Pub Date: Sept. 4th, 2018
ISBN: 978-1-4555-9854-0
Publisher: Grand Central Publishing

A graphic memoir about mental illness, medication, health insurance, and all the interactions among them.

Portrayals of mental illness are most often created after the fact, from a perspective of comparative stability. What’s so striking about Lindsay’s debut is the way it captures the frenzy of her bipolar disorder and puts readers within the eye of the hurricane, identifying with her so completely that it becomes impossible to accept easy, black-and-white answers about the nature of her illness and the effectiveness of her treatment. The author had been diagnosed as bipolar before she took a career turn that apparently triggered a series of events that led to her hospitalization, spurred by her parents and doctor, very much against her will and better judgment. (Or was it possible for her to have any better judgment in the throes of her mania?) With her artistic temperament—as a musician as well as a visual artist—and independent streak, she perhaps wasn’t emotionally suited for a corporate life in advertising, though its benefits would cover her treatment.

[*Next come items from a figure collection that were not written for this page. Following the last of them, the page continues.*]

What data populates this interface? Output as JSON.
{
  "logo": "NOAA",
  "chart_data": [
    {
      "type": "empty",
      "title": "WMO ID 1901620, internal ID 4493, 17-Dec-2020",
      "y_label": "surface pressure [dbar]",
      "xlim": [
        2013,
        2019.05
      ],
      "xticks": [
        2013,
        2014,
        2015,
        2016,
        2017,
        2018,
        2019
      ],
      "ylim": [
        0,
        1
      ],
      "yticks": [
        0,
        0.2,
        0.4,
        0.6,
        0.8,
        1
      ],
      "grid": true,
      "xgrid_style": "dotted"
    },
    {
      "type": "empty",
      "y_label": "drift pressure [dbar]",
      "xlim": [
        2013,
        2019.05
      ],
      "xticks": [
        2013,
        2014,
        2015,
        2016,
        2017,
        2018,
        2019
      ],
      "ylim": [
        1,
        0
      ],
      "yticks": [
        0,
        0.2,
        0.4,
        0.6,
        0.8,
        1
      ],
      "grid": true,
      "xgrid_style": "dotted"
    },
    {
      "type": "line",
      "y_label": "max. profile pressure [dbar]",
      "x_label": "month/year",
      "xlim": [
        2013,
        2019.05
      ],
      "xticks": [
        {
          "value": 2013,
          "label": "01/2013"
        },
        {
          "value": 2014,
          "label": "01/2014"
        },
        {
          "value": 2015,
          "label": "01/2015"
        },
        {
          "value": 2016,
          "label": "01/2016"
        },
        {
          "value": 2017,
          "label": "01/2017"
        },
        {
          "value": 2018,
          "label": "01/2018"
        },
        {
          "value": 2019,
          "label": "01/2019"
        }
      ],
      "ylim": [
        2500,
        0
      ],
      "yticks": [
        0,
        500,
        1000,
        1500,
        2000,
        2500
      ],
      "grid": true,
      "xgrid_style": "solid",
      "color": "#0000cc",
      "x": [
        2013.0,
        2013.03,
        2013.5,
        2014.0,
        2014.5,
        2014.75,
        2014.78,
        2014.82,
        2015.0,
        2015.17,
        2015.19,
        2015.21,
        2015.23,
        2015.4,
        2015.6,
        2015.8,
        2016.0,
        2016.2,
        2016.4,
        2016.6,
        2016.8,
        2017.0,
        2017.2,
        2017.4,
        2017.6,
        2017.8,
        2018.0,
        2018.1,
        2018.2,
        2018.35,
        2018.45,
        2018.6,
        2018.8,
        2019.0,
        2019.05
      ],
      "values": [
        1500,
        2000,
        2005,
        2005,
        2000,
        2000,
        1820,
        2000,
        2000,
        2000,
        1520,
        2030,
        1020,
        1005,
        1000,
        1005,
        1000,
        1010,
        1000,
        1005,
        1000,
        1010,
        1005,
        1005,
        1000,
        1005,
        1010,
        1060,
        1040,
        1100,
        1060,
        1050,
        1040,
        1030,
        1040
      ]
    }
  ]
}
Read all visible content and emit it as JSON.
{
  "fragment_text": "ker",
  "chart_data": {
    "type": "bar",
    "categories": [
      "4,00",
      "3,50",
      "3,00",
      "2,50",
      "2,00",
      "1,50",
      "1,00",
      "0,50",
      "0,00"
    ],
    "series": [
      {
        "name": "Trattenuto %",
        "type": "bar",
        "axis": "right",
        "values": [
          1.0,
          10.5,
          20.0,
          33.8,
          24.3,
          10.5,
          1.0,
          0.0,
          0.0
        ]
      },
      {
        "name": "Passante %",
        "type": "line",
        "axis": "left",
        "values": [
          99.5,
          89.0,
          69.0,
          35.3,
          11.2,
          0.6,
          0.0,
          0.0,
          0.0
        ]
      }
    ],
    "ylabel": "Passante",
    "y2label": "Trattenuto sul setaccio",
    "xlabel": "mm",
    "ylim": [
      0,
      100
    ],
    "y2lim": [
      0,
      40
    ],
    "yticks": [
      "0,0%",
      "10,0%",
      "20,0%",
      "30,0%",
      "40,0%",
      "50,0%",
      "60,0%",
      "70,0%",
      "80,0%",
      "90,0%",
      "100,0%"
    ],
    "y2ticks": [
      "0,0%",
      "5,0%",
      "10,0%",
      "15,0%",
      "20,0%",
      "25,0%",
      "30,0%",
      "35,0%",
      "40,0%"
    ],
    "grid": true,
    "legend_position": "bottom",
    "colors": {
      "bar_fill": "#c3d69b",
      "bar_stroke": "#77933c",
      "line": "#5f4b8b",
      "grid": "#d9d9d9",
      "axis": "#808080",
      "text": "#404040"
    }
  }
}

She definitely was not suited for having to handle a campaign for antidepressants, which oversimplified and idealized both the illness and the treatment and made her feel like she was selling a lie, if not living one. So she quit her job and started raving about plans that struck others as unrealistic, acting out in ways that called attention to herself and landed her in the hospital. She argued that it was a big misunderstanding, but her parents and doctor insisted it was for her own good. The entire experience—what led to her hospitalization, what she experienced during her time there, and how she has fared since leaving—is rendered in all its frazzled intensity and intimacy in a work that proved cathartic for the author and will be disturbing, yet important, for readers.

This unsettlingly powerful graphic narrative shows how Lindsay has made peace with her parents and the medical establishment—and also found creative fulfillment far from corporate America.